Doctor of Philosophy (PhD)

Department

Linguistics

First Advisor

Andrew J.. Cowell

Second Advisor

Barbara Fox

Third Advisor

Kira Hall

Fourth Advisor

Brenda Schick

Fifth Advisor

Charles Goodwin

Abstract

Arapaho is an Algonquian language with few remaining speakers, but it is well represented in the literature (e.g. Salzmann 1961). The Arapaho dialect of Plains Indian Sign Language has also received a considerable amount of attention (e.g. West 1960). However, there is scant attention to an easily observable property of Arapaho: The manual gestures used by Arapaho speakers are cross-linguistically atypical. The configurations and precision of the gestures, as well as how they are integrated with speech, are much more conventional than what has been reported for other spoken languages. In this dissertation, I take a first step in describing the relationship between gesture and speech in Arapaho, and I use the term 'bimodalism' to underscore the linguistic nature of this relationship.

I also address the problem of how to approach a description of bimodalism. The classic approach to language description has framed researcher interests, methodologies, and documentational techniques in a way that does not motivate an analysis of the linguistic potential that gesture might have together with speech. I therefore use an interactional approach, which has a methodology and theoretical framework that is more sensitive to bimodalism (e.g. Fox 1987; Hanks 1990; Goodwin 1996; Enfield 2003; Blythe 2010).
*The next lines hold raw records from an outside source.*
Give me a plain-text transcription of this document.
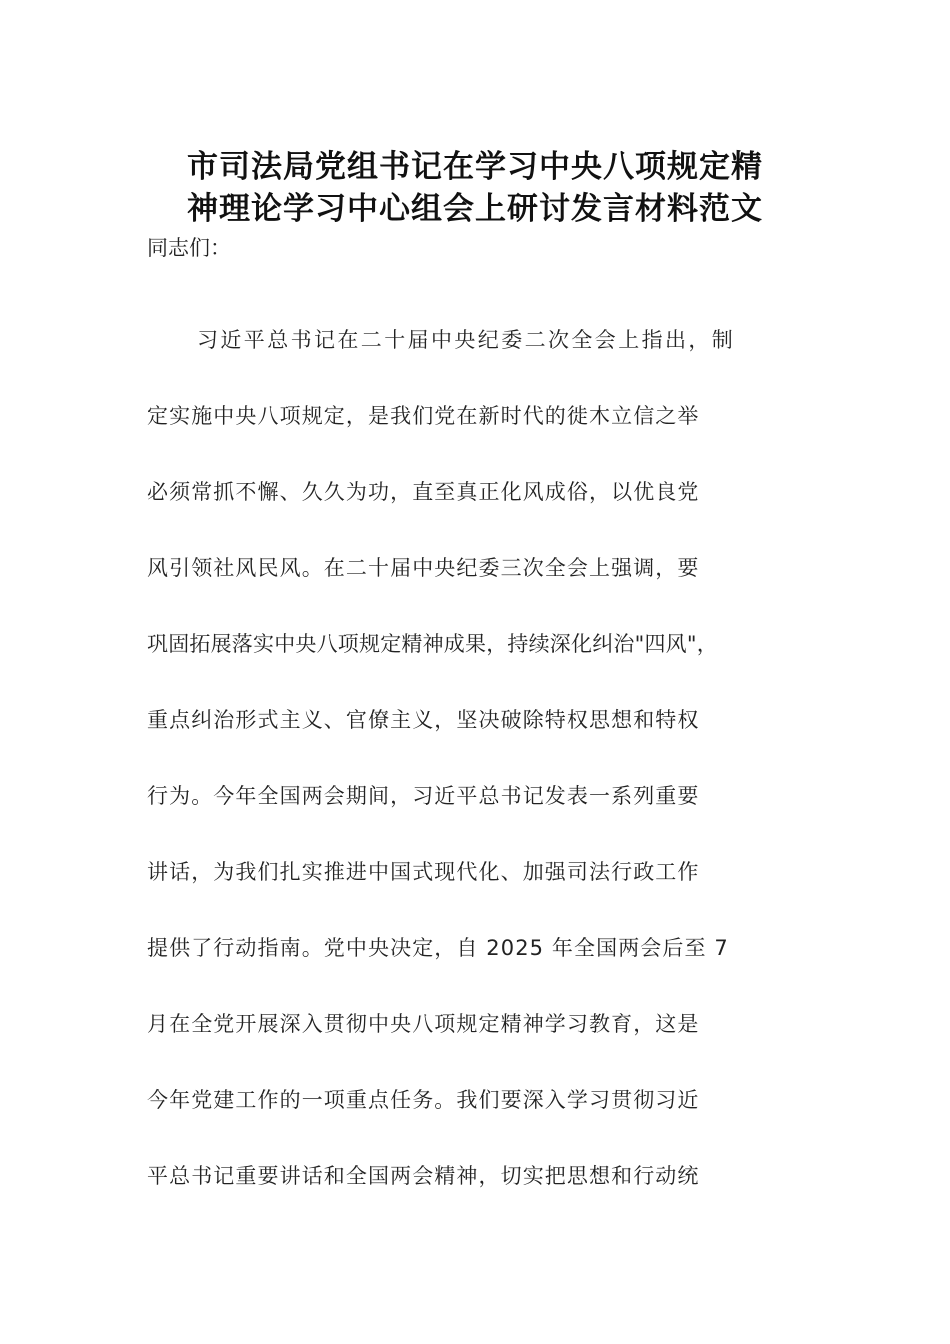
市司法局党组书记在学习中央八项规定精
神理论学习中心组会上研讨发言材料范文
同志们：
习近平总书记在二十届中央纪委二次全会上指出，制
定实施中央八项规定，是我们党在新时代的徙木立信之举
必须常抓不懈、久久为功，直至真正化风成俗，以优良党
风引领社风民风。在二十届中央纪委三次全会上强调，要
巩固拓展落实中央八项规定精神成果，持续深化纠治"四风"，
重点纠治形式主义、官僚主义，坚决破除特权思想和特权
行为。今年全国两会期间，习近平总书记发表一系列重要
讲话，为我们扎实推进中国式现代化、加强司法行政工作
提供了行动指南。党中央决定，自 2025 年全国两会后至 7
月在全党开展深入贯彻中央八项规定精神学习教育，这是
今年党建工作的一项重点任务。我们要深入学习贯彻习近
平总书记重要讲话和全国两会精神，切实把思想和行动统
I build on previous work on Arapaho grammar (notably Cowell and Moss Sr. 2008) by using the interactional approach to examine linguistic reference within Arapaho speakers' spontaneous narratives. I argue that hand pointing and spoken demonstratives are complementary resources that Arapaho storytellers use to signal discourse relevance, which involves the relational statuses and spatial arrangements of the characters in their narratives. I show the depth of the relationship between pointing and demonstratives in Arapaho by examining a bimodal construction that I call the “viewpoint anchoring construction”.